Synopses & Reviews
Synopsis
Samuel Hollander s work has been provoking debate for over four decades. This book brings together key contributions of recent years, in addition to some brand new pieces. The essays are introduced by a Preface in which Hollander reflects on his past work and reactions to it.
Highlights include two issues of particular current relevance. Conspicuous is an extensive chapter regarding Adam Smith s often neglected arguments for government intervention in the economy to correct market failures, and his critical view of the business class as an anti-social force. Important economists considered in relation to Adam Smith s position on the role of the state include Jeremy Bentham and the Scottish-Canadian John Rae. Similarly of high present-day interest is a re-examination of Karl Marx s theory of exploitation, or the notion of profits as "embezzlement," demonstrating Marx s effective abandonment of this perspective in the case of the small active businessman as distinct from the major joint-stock corporation.

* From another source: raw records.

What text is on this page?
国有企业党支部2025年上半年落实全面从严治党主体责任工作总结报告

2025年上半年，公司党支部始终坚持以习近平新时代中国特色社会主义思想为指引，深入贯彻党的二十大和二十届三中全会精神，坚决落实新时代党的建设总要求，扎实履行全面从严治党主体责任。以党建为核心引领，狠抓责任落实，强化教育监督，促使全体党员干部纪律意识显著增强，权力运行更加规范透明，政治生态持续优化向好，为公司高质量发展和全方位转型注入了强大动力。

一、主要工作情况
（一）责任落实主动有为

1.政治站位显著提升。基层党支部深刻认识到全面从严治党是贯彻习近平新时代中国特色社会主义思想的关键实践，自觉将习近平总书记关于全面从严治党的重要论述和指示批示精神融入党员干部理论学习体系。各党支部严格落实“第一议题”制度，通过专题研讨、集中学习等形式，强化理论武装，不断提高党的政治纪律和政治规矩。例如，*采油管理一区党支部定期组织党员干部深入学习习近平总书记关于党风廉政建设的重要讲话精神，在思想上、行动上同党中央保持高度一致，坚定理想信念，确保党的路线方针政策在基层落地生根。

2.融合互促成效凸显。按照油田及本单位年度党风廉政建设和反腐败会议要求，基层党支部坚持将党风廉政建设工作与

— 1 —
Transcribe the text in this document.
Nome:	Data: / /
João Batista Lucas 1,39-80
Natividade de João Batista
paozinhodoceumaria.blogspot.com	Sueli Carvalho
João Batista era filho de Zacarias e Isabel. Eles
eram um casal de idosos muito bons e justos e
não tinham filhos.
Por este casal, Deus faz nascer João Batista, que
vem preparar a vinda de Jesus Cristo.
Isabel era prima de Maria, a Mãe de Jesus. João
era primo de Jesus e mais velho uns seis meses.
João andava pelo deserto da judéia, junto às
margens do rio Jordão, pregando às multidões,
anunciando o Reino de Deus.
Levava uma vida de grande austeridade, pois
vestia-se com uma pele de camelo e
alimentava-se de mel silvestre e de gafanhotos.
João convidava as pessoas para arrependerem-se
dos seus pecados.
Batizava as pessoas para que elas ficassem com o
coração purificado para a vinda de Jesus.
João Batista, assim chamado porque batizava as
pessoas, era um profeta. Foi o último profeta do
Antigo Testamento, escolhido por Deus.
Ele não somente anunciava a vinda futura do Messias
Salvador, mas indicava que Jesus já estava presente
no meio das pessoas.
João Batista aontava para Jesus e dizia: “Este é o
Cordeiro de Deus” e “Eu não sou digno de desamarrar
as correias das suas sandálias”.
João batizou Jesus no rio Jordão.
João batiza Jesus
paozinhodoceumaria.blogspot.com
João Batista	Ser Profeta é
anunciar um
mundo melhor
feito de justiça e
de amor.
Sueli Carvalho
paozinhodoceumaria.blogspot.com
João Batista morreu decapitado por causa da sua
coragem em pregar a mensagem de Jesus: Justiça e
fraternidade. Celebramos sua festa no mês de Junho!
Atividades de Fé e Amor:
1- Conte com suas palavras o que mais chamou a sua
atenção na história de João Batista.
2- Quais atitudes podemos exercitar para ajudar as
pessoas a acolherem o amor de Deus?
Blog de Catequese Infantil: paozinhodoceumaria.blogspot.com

Other papers demonstrate the close intellectual relationship between David Ricardo and Thomas Robert Malthus; the extensive common ground between the British school and the French under the leadership of Jean-Baptiste Say; the failure of a so-called anti-Ricardian opposition in Britain represented by Samuel Bailey; and the denial of a sharp discontinuity between "classical" and later "neo-classical" economics.
Finally, several biographical essays are included as well as an extension of the autobiographical account appearing in Collected Essays II.